A novel concept of targeting the autonomic nervous system around pulmonary arteries and activation of vasointestinal peptides (VIP) to treat Idiopathic Pulmonary Arterial Hypertension (IPAH) was recently developed by a group of researchers.
The study, published in the online journal Therapeutics and Clinical Risk Management (March 27, 2014), profiled a 58 year-old woman who had complained about dyspnea and edema in the lower extremities. Repeated rounds of pulmonary and cardiac X-rays, MRI scans, tomography scans, endobronchial and endoesophagal ultrasounds, thrombosis and enlarged lymph nodes around the pulmonary arteries were noted. Doctors’ primary concern, however, was a mass located in the upper left mediastinum of the lungs.
Chances of possible malignancy were ruled out after biopsies and histological examinations of the aforementioned mass. Repeated rounds of homographic and MRI scans, cell cultures, PCR, and other relevant examinations ruled out possibilities of lymphomas, pulmonary embolism, and tuberculosis. Finally, researchers deduced that the woman was suffering from IPAH with acute mediastinal fibrosis.

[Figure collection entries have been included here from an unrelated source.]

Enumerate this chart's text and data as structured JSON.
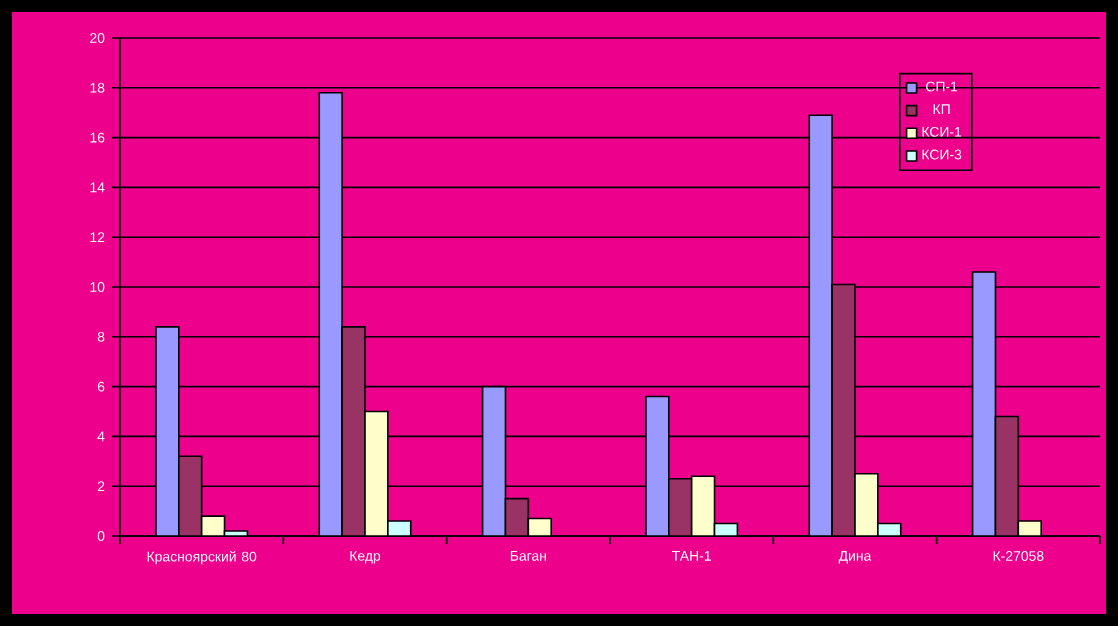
{
  "chart_data": {
    "type": "bar",
    "categories": [
      "Красноярский 80",
      "Кедр",
      "Баган",
      "ТАН-1",
      "Дина",
      "К-27058"
    ],
    "series": [
      {
        "name": "СП-1",
        "color": "#9999ff",
        "values": [
          8.4,
          17.8,
          6.0,
          5.6,
          16.9,
          10.6
        ]
      },
      {
        "name": "КП",
        "color": "#993366",
        "values": [
          3.2,
          8.4,
          1.5,
          2.3,
          10.1,
          4.8
        ]
      },
      {
        "name": "КСИ-1",
        "color": "#ffffcc",
        "values": [
          0.8,
          5.0,
          0.7,
          2.4,
          2.5,
          0.6
        ]
      },
      {
        "name": "КСИ-3",
        "color": "#ccffff",
        "values": [
          0.2,
          0.6,
          null,
          0.5,
          0.5,
          null
        ]
      }
    ],
    "ylim": [
      0,
      20
    ],
    "yticks": [
      0,
      2,
      4,
      6,
      8,
      10,
      12,
      14,
      16,
      18,
      20
    ],
    "grid": "y",
    "legend": "top right"
  }
}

The only specific course of treatment administered throughout the diagnostic examinations was a continuous string of low-strength radiation (strength 4Gy.) over a period of seven months, with supportive therapy in the form of bosentan (125 mg twice daily). This therapy regimen was interrupted periodically to check for progress in controlling the patient’s Pulmonary Arterial Resistance (PAR). To the doctors’ surprise, there was a drop of more than two-thirds of the patient’s PAR (from 1360 units to 400 units) over the span of seven months, with no major difference observed with the interruption in bosentan therapy. In addition, no complications or health issues were reported by the patient.
This unexpected result could be attributed to two hypotheses. First, the low dose radiation caused inhibition of the sympathetic arm of the autonomic nervous system located around the pulmonary arteries, resulting in reduction of pulmonary vascular resistance and increased dilation of blood vessels. Another possibility was the activation of Vasointestinal Peptides (VIP). Earlier studies have shown the role of VIPs in hemodynamics in animals and in-vitro mammalian cells. It has been suggested that on activation by low dose radiation,in some tissues, these VIPs must have relaxed pulmonary arteries and reduced vasoconstriction. It is important to note that VIP containing nerves are present in abundance in the walls of the pulmonary arteries and have been found to be nearly absent in patients with Idiopathic Pulmonary Arterial Hypertension. The VIP concentrations in this study were not measured.
The study was conducted with the help of an ablation device, where the endoluminal thermal energy must have caused damage to the autonomic abluminal nerves in the surrounding tissues. Hence, the possible outcome.
The team of researchers in this study included lead authors Wolfgang Hohenforst-Schmidt (from Medical Clinic, Coburg Clinic, University of Würzburg, Coburg, Germany) and Paul Zarogoulidis ( from Pulmonary Department-Oncology Unit, G Papanikolaou General Hospital, Aristotle University of Thessaloniki, Thessaloniki, Greece) and a host of researchers from Greece, Germany, USA, and China. Generous cooperation from consultants at the National Pulmonary Hypertension Center of Excellence in Giessen made the study possible.
Though this was an exceptional study, never reported in humans before, researchers note that all the conclusions drawn in this regard are based on hypotheses — they are mere possibilities and not established facts. While the study offers hope for a possible, new treatment approach for Idiopathic Pulmonary Arterial Hypertension, further research and more case studies would help in strengthening the foundation laid by this particular case.